5. Il ressort des pièces du dossier, et notamment du récépissé du 26 février 2021, que le co-président de l'association a procédé à une déclaration de modification des dirigeants de l'association. Si les requérants se prévalent de l'irrégularité des élections ayant conduit à cette modification, il résulte de ce qui a été dit au point précédent qu'il n'appartenait pas au préfet d'apprécier la régularité de la modification déclarée. Il ressort en outre des pièces du dossier que le procès-verbal de constat des élections du 23 janvier 2021 dressé par huissier était annexé à la demande de modification. Le préfet était ainsi tenu de délivrer le récépissé en litige, alors même que des courriers du 26 mars 2020 et du 18 février 2021 lui avaient été adressés par les requérants pour l'informer de conflits internes à l'association, ces courriers ne permettant pas de caractériser une situation de fraude manifeste lors des élections du 23 janvier 2021. Ainsi, c'est à bon droit que le préfet du Val-d'Oise a refusé de retirer ce récépissé par une décision du 20 janvier 2022. Par suite, les moyens tirés de l'erreur d'appréciation et de l'erreur de droit doivent être écartés comme inopérants.

6. Il résulte de ce qui précède que les conclusions à fin d'annulation doivent être rejetées, ainsi par voie de conséquence que celles à fin d'injonction et celles présentées au titre des dispositions de l'article L. 761-1 du code de justice administrative.

Par ces motifs le tribunal décide:

Article 1er : La requête de l'association Sangha des moines bouddhistes Theravada des réfugiés Lao de France Europe, M. A H, M. C B et M. F G est rejetée.

Article 2 : La présente décision sera notifiée à l'association Sangha des moines bouddhistes Theravada des réfugiés Lao de France Europe, à M. A H, à M. C B à M. F G et au préfet du Val-d'Oise.

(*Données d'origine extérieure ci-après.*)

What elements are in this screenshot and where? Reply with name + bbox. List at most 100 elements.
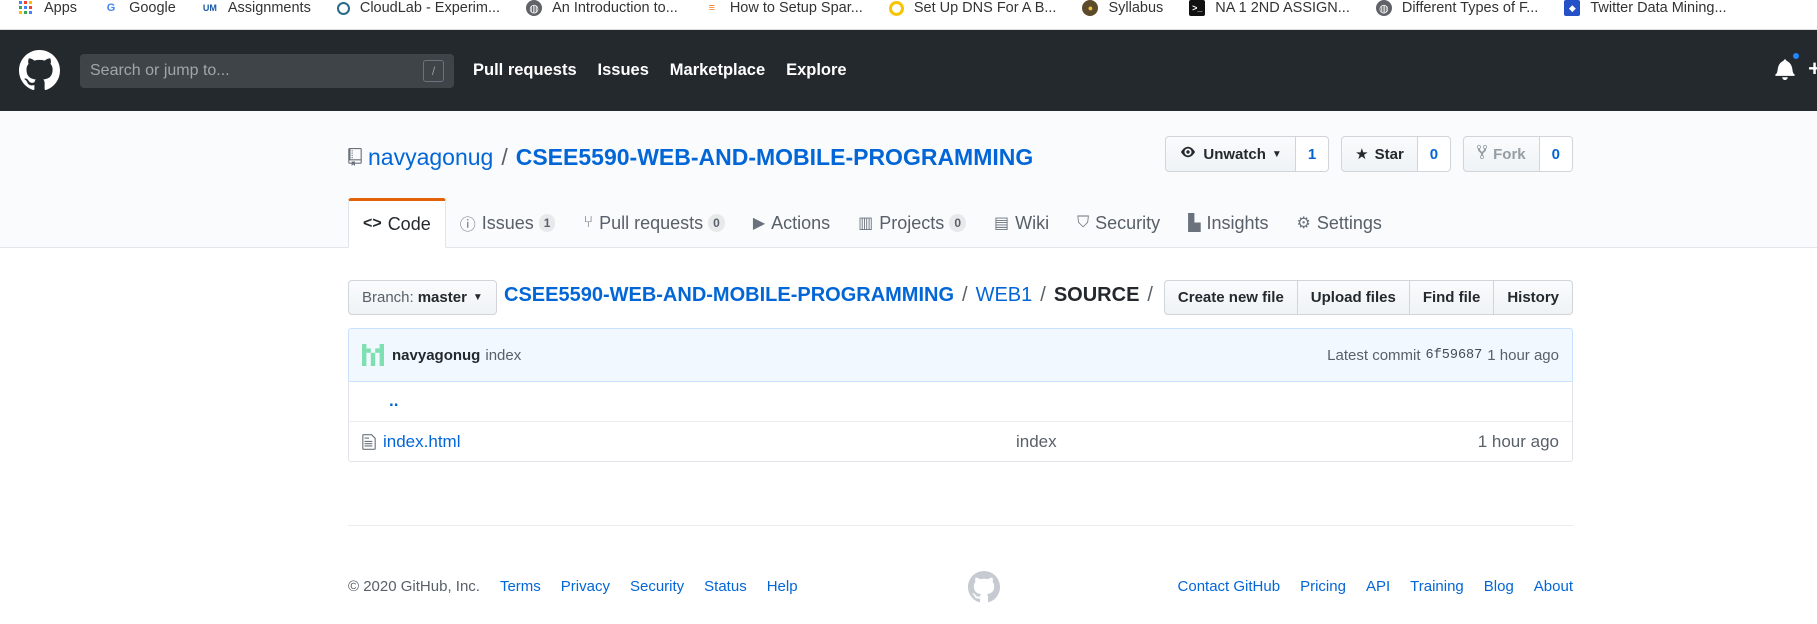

Délibéré après l'audience du 8 février 2024, à laquelle siégeaient :

Mme Bories, présidente,

M. Bourragué, premier conseiller,

Mme Goudenèche, conseillère.

Assistés de Mme Nimax, greffière.

Rendu public par mise à disposition au greffe le 29 février 2024.

La rapporteure,

signé

C. GoudenècheLa présidente,

signé

C. Bories

La greffière,

signé

S. Nimax

La République mande et ordonne au préfet du Val-d'Oise, en ce qui le concerne, et à tous commissaires de justice à ce requis, en ce qui concerne les voies de droit commun, contre les parties privées, de pourvoir à l'exécution de la présente décision.